= Ozgkiour Ferchat =

Greek dentist and politician

Ozgkiour Nazif Ferchat (Φερχάτ Οζγκιούρ Ferchát Ozgkioýr, born in 1985 in Greece), is a Greek dentist and politician from the Muslim minority of Greece.

== Biography ==
Ozkgiour Ferchat grew up, lives and works in Íasmos, in the regional district of Rhodope, in Eastern Macedonia and Thrace. He started elementary school for minorities and finished high school in Íasmos. He then graduated from the Athens Dental School.

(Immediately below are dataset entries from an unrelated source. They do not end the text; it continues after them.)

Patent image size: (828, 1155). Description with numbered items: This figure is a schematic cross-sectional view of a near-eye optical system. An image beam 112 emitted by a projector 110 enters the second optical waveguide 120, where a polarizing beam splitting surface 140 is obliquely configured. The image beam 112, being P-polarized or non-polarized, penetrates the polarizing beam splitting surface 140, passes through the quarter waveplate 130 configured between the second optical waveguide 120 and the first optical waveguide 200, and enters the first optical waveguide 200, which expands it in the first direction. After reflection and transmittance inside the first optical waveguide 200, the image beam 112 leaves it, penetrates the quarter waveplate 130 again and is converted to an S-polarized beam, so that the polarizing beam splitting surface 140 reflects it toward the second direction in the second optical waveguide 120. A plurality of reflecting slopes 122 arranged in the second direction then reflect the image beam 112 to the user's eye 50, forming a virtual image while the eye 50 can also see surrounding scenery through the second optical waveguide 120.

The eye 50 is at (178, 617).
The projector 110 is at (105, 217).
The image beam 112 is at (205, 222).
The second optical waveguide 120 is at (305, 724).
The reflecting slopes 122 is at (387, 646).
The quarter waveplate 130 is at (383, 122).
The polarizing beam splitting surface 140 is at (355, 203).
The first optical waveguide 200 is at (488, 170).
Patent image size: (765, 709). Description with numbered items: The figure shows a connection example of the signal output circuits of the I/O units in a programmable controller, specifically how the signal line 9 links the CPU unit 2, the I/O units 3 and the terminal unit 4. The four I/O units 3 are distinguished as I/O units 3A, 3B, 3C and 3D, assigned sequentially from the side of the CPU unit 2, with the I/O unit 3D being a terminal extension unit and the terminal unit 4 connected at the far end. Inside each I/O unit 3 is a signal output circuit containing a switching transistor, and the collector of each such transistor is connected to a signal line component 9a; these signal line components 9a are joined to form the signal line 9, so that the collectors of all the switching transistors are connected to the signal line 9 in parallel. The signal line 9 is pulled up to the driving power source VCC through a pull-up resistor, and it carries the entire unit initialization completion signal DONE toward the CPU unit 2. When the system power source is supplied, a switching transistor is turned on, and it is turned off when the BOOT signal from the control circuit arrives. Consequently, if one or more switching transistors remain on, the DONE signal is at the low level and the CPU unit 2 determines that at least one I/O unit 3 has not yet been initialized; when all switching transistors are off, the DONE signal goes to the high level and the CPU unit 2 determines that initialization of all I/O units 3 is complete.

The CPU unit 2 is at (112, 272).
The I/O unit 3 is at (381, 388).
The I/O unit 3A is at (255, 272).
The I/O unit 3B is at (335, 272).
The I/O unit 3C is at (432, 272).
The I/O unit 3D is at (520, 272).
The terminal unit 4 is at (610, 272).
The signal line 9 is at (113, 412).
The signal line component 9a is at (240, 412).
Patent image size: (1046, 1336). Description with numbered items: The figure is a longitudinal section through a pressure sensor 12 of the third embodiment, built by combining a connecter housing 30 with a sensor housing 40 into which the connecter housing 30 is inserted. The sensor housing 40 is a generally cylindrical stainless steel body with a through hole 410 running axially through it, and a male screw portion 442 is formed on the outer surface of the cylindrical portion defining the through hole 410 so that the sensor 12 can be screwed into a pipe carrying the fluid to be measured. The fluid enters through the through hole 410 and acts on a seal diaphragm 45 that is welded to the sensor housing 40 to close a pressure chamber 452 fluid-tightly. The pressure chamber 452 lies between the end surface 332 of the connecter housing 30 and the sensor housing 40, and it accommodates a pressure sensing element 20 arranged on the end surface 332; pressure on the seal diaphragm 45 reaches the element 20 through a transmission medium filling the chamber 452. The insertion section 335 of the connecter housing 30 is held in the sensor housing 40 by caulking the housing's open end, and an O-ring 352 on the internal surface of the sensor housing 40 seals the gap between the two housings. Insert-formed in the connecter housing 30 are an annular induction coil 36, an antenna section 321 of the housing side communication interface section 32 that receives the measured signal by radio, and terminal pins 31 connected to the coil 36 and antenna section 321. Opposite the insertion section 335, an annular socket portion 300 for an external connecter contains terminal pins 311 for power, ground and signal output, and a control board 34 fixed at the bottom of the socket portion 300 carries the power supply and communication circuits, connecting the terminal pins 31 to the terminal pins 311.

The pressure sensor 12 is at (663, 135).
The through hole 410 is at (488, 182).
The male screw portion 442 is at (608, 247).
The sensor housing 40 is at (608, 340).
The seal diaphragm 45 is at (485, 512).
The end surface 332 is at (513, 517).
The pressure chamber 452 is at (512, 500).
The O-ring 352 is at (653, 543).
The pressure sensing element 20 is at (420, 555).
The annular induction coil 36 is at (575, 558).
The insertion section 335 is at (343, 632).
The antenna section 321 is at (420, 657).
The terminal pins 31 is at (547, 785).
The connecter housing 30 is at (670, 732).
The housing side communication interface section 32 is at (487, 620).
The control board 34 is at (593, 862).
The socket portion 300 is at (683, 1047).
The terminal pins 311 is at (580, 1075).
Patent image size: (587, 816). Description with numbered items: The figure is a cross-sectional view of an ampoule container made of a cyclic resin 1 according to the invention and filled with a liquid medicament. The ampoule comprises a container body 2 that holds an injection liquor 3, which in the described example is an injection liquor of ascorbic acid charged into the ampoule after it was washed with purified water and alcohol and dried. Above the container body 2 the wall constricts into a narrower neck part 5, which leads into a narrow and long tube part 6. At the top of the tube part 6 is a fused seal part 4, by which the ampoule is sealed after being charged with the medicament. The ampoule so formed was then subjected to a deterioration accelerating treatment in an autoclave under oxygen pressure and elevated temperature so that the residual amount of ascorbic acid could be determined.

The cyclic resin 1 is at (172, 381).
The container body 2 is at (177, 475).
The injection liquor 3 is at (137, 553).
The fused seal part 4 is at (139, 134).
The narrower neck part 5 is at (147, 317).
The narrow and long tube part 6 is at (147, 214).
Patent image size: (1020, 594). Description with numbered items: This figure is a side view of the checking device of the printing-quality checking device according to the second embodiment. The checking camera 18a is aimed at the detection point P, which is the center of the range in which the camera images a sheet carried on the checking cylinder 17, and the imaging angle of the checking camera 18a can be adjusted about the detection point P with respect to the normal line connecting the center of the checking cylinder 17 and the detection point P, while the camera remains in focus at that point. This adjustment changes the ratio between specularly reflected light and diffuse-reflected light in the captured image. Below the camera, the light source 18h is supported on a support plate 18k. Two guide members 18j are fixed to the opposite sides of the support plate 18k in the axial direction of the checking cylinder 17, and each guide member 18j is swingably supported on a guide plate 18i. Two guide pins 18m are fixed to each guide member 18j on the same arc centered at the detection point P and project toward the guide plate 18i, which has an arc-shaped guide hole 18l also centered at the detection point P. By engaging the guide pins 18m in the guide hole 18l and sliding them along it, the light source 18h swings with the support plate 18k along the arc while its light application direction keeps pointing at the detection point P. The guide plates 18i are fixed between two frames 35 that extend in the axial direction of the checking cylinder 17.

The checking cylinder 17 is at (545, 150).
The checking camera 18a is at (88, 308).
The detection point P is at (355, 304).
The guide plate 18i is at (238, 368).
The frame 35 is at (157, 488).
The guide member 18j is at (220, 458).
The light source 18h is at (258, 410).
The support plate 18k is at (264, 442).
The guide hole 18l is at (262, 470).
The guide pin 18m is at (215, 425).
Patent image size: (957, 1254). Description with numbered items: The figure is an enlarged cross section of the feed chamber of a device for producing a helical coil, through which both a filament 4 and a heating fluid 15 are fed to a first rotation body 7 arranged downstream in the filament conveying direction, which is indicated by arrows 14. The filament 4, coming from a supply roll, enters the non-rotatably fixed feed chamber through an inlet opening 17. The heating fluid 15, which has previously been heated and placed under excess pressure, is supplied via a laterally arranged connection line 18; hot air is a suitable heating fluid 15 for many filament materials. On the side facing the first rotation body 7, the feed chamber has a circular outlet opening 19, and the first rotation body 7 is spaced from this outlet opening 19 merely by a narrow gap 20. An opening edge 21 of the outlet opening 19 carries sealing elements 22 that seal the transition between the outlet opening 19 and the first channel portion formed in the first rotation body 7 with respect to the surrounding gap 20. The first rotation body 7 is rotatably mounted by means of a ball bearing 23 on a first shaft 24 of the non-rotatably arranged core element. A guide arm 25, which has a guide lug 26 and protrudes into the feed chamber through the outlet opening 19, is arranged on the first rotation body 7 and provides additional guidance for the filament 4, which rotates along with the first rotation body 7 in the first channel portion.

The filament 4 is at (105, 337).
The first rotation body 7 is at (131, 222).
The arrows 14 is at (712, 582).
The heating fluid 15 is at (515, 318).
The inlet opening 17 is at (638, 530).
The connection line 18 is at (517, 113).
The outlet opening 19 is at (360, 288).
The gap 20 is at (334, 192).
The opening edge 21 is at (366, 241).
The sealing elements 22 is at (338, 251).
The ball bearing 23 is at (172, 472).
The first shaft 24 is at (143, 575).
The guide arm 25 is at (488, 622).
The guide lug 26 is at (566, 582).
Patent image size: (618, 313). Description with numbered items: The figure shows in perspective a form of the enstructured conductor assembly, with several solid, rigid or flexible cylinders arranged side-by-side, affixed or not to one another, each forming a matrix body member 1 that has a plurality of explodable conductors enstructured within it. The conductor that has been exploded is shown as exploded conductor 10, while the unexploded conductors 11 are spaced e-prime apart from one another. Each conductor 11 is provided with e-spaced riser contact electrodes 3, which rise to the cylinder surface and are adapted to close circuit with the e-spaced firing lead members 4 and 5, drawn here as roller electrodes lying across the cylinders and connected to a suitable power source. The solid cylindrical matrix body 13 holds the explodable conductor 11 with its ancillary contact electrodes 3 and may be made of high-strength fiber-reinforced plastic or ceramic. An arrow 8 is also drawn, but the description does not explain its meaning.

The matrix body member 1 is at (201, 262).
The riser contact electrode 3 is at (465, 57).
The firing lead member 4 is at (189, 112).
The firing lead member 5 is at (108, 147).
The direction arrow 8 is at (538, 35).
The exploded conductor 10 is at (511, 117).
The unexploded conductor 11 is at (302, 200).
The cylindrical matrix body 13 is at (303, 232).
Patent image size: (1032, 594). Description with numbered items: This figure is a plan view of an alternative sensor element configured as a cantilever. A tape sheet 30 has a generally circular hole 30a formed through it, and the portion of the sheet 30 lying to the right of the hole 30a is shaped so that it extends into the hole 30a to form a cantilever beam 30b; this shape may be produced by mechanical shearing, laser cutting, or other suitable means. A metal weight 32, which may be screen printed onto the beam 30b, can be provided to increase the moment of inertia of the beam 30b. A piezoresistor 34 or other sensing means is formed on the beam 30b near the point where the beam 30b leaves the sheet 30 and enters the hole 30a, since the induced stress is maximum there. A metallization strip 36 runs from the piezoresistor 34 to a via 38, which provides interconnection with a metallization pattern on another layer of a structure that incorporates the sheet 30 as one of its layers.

Coming from a leftist family, he followed the path of his father, Nazif Ferchat, having for many years been actively involved in social, human rights and minority struggles. He joined the Youth Coalition in 2003 and was a member of the Student Union, vice-president of the Association of Dentists, founding member of the Minority Cultural Association, member of Minority Scientists, member of K.E. SYRIZA-PS and head of the health department of N.E. Rhodope. Since 2012 he has been a member of NE, of which he was deputy coordinator for several years. He was a scientific collaborator in the KO of SYRIZA-PS and was a candidate for parliament in 2019.

In the Greek legislative elections of May 2023, he was elected deputy to the Hellenic Parliament on the SYRIZA list.

He speaks Greek, Turkish and English.